Si è svolta domenica 30 novembre l'assemblea del Partito Democratico Circolo di Casale Monferrato, alla presenza di numerosi iscritti e simpatizzanti.
Il tema scelto dalla segreteria per guidare i lavori è stato quello dei contenuti programmatici, “in un percorso volto a delineare e costruire la Casale Futura”.
Nel corso dell'assemblea sono stati presentati contributi di grande valore da parte di diversi esponenti del Partito Democratico non impegnati a livello istituzionale, ma portatori di competenze e professionalità significative.
Gli interventi hanno spaziato dal turismo all'urbanistica, dai social media e il ruolo dell'informazione nella società contemporanea ai temi del sociale, dei giovani, della mobilità giovanile e dello sport.
Le relazioni tematiche presentate, di ampio respiro e di particolare rilievo per la comunità locale – sia cittadina, sia territoriale – saranno ora oggetto di un'analisi approfondita da parte degli organismi del partito e del gruppo consiliare, che le esamineranno anche in vista della prossima fase del bilancio di previsione.
Il segretario Cesare Chiesa ha espresso un commento positivo sul lavoro svolto, sottolineando come siano emersi “spunti di qualità e una capacità di incidere sul tessuto sociale e sulle strutture delle comunità locali non irrilevanti.
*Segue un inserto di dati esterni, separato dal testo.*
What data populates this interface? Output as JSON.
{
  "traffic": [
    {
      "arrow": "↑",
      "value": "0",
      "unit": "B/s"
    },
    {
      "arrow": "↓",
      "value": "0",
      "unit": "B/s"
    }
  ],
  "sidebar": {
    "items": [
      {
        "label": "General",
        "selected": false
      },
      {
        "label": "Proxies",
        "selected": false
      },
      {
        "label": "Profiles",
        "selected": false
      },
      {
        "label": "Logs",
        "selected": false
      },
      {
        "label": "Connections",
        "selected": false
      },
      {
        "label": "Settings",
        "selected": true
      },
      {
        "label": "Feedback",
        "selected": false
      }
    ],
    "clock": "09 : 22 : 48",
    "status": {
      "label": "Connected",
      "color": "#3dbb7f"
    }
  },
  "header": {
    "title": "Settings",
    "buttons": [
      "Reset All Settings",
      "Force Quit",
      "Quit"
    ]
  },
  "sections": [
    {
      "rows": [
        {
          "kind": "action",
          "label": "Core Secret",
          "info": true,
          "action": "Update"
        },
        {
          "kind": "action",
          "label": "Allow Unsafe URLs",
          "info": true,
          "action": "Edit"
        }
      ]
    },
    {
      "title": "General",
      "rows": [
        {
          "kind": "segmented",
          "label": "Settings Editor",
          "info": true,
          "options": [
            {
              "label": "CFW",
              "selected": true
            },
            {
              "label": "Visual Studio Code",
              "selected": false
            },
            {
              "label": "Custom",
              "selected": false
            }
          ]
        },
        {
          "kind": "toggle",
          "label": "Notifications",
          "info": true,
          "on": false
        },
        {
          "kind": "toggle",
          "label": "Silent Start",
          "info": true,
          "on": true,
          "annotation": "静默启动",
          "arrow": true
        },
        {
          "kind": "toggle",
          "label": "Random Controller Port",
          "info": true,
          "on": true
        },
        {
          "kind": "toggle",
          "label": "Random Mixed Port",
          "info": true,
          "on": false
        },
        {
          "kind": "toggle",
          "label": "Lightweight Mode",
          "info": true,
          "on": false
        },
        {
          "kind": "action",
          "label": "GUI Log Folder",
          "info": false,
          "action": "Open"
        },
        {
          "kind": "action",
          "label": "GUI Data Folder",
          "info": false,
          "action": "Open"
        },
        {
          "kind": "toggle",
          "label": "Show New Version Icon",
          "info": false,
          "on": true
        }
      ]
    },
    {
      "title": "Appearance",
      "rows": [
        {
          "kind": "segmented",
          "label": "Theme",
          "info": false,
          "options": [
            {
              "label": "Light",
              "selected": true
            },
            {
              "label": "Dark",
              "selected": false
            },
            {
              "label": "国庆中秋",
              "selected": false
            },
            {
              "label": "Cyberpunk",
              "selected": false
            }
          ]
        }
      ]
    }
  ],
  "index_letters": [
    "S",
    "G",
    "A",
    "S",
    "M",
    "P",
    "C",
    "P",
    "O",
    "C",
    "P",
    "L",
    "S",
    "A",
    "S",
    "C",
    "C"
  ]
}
Mettiamo a disposizione della comunità tutte queste professionalità”.
La sintesi e le conclusioni del dibattito sono state affidate al consigliere regionale Domenico Ravetti, anche nella sua qualità di vicepresidente del Consiglio Regionale del Piemonte.
L'incontro ha fatto seguito ad un altro appuntamento molto partecipato, ospitato nei locali del Circolo: la presentazione del libro di Costanza Zavanone “La sventurata rispose”, svoltasi nel pomeriggio di sabato 29, un momento significativo non solo per l'autrice, ma anche perché coincidente con la Giornata mondiale contro la violenza sulle donne.
In merito alla nota polemica rivolta pochi giorni fa dal consigliere comunale Antonio Imperato, capogruppo della lista civica Difesa e Ripresa, alle forze di centrosinistra, il segretario Cesare Chiesa, nel suo intervento, ha replicato ricordando che “negli anni più recenti lo stesso Imperato ha indossato diverse casacche: da esponente e candidato del PD, a esponente di Italia Viva, fino a candidato in una lista civica di centrodestra”.
Chiesa ha inoltre evidenziato che “le dinamiche interne al centrodestra e i malumori che lo attraversano meritano attenzione, e non si limitano alle dinamiche interne al Consiglio Comunale”.